In the rural area, YMC is looking at a potential of 1,862 customers.
“That includes a large pile of homes and a handful of businesses without internet service,” Dawson said. He and Konechne went into the details of the 52-mile width of land to cover, he called it the backbone. It adds up to about 955 miles of rods, weaving down township roads because there seems to be a household down each one, he said.
They are looking at delivering the service on poles, like telephone wires.
The next steps for the county to consider were half done, the consultants said, because the first step was to find a partner for the project. Which, depending on getting a grant, the board had made that agreement at the last meeting.
The YMC Board approved a $4 million broadband agreement with Farmers Mutual Telephone Cooperative (FMTC) in August pending the cooperative receiving a grant to cover half of the costs for the project.
The grant would only cover about 49 percent of the project FMTC had asked the county to loan it the other 51 percent if the grant came through. The county could bond the funds at a minimum of $4 million with the repayments coming from FMTC.
Isaackson then brought up a coverage glitch.
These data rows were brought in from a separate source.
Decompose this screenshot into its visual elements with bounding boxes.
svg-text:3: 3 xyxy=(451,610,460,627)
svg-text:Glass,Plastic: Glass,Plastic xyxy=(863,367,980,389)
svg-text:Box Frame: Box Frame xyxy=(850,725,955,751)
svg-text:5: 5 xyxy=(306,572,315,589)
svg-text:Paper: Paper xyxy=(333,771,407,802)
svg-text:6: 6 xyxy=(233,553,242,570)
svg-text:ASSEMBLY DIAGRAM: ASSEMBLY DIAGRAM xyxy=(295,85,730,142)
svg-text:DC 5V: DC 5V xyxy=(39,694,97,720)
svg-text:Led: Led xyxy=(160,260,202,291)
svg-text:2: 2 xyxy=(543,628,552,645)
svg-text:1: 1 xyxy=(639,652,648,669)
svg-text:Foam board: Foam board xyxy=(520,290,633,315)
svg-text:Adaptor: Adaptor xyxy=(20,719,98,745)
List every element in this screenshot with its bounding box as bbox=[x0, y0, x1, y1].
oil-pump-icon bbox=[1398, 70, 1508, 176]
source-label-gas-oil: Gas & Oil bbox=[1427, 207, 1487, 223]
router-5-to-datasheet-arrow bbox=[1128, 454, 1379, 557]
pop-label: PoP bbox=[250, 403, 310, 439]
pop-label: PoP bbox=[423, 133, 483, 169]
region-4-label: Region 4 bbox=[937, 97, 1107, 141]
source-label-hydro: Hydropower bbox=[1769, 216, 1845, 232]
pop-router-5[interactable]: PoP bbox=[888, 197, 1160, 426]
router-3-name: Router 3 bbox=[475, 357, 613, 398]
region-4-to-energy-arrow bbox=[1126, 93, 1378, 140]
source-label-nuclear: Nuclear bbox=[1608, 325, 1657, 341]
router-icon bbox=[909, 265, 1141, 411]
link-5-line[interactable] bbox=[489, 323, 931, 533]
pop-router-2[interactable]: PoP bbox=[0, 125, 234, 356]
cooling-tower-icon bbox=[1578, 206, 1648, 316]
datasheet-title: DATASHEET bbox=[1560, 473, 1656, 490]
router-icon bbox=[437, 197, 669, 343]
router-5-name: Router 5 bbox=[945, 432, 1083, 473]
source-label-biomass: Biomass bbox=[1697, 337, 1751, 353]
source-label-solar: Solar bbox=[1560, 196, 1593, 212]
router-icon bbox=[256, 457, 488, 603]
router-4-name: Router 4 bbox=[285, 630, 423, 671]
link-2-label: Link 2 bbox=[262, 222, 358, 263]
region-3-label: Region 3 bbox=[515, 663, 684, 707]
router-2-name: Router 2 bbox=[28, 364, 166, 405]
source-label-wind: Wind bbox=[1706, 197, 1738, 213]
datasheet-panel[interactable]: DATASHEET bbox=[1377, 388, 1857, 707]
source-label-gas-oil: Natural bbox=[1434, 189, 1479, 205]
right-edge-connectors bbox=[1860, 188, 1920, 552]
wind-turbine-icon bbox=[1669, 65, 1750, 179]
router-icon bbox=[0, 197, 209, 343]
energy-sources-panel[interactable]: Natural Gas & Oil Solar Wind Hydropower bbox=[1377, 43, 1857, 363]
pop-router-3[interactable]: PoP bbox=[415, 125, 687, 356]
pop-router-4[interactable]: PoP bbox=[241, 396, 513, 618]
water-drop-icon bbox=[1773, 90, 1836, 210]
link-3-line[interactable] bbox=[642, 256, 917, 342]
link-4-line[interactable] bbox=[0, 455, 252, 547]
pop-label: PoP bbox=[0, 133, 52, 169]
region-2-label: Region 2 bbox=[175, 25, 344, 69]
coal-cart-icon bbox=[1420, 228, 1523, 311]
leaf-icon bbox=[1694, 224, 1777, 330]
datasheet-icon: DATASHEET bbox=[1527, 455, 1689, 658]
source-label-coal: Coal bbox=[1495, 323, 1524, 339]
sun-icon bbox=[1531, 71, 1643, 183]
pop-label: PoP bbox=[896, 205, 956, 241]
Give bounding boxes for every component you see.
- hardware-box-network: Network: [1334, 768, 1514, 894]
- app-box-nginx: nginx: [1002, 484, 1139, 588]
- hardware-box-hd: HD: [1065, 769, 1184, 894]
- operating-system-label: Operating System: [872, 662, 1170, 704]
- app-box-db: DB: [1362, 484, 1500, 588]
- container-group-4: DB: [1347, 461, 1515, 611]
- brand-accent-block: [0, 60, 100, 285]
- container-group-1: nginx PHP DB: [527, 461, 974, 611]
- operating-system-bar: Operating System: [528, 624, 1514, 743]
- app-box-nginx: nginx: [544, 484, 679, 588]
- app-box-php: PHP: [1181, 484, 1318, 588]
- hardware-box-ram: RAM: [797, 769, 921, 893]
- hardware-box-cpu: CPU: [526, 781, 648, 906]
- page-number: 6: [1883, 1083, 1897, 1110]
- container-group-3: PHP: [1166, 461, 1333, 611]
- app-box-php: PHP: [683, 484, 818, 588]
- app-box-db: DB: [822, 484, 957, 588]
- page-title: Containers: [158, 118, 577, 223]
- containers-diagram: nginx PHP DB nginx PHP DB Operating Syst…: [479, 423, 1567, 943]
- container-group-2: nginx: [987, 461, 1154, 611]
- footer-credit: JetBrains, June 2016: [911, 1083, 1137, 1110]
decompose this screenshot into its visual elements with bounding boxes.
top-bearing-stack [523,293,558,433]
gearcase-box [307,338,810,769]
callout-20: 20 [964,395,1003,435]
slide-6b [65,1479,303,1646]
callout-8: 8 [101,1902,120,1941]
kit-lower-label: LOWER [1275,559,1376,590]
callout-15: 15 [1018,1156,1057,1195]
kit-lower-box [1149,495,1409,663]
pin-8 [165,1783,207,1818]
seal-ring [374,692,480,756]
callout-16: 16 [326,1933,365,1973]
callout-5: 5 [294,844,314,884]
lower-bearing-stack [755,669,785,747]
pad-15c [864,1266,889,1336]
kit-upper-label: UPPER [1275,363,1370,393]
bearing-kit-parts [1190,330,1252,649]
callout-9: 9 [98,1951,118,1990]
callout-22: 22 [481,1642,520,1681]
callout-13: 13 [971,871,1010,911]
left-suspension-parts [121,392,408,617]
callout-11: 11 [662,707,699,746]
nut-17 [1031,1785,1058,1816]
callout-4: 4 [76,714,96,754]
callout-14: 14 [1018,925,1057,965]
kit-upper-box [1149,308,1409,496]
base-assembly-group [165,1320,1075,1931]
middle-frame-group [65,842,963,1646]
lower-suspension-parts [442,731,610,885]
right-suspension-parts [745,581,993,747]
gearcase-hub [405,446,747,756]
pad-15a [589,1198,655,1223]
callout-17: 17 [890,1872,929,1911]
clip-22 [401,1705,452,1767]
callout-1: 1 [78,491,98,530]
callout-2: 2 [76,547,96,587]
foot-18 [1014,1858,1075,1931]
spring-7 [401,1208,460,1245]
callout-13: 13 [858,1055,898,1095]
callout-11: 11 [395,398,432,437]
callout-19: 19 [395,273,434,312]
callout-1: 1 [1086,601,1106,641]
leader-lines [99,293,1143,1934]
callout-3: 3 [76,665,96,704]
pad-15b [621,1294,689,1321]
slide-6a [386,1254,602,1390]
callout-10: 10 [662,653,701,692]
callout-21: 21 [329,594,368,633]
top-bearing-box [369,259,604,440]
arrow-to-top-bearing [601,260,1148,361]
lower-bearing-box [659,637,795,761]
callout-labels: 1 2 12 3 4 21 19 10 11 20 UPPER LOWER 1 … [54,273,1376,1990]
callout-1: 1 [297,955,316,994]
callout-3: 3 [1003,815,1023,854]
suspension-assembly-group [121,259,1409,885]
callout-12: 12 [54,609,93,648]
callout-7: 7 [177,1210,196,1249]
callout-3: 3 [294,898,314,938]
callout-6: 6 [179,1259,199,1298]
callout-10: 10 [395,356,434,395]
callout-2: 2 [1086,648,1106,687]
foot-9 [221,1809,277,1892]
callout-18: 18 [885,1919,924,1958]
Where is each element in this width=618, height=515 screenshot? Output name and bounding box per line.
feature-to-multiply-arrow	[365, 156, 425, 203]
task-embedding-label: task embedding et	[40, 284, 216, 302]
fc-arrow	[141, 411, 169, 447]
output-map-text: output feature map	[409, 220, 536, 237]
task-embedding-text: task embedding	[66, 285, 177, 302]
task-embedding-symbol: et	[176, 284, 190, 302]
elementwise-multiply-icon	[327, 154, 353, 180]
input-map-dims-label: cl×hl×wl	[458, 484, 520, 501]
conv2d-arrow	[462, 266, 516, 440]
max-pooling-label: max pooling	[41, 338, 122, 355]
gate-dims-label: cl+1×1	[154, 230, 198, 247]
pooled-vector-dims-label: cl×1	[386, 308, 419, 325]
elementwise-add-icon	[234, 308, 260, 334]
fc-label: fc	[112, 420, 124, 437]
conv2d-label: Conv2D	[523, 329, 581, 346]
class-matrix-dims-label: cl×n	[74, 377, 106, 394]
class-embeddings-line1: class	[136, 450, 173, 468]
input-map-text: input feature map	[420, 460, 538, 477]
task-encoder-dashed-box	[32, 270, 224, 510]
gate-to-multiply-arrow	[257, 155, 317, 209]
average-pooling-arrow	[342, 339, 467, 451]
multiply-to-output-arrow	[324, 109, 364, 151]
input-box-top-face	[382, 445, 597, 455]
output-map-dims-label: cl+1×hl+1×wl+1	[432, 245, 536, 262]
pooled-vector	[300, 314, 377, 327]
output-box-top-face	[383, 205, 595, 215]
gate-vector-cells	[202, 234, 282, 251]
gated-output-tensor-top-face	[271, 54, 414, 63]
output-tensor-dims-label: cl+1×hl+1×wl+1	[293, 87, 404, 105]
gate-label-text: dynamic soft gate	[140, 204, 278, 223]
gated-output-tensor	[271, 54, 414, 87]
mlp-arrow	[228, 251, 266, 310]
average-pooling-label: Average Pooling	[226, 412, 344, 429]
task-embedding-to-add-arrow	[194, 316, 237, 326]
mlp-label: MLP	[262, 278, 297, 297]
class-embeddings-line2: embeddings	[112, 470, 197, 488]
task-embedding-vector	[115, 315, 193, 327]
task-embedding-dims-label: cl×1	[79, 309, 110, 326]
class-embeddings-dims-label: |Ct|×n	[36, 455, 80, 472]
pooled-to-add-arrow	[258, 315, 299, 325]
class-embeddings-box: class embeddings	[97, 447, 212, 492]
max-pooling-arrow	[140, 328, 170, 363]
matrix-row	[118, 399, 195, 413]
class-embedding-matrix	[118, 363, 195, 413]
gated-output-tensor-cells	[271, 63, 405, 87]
The project is to service the central and northeast portion of the county, not the southeast where he lives.
“How are we covered?” he asked.
Heglund said that the county was looking at Arvig to cover that area since it is already in parts of the southeast end of the county.
“They have five to 10 years to complete the project,” she said.
“Fiber to towers will enhance MVTV service,” Antony said.
“The 52-mile backbone does hit a lot of their spots,” Konechne said. A successful combination is high elevation (towers) and solid backbone (fiber).
The second step is to find the other half of the financing for the unserved area. Another partner to help with that would be ideal.
Repaying a loan was weighing on Greg Isaackson’s mind. Isaackson, from Cottonwood, is the treasurer for MVTV. He wanted to know what happens if the annual payment on the bonded amount doesn’t get paid.
“The fiber is collateral,” Heglund said. “We’d have to find another partner.”
She went on to explain that there would be precautions up front. The county has to get at least a 63 percent take rate (subscribers). Farmers Mutual Cooperative would have to show it financials, that it can make these payments, before the deal went through.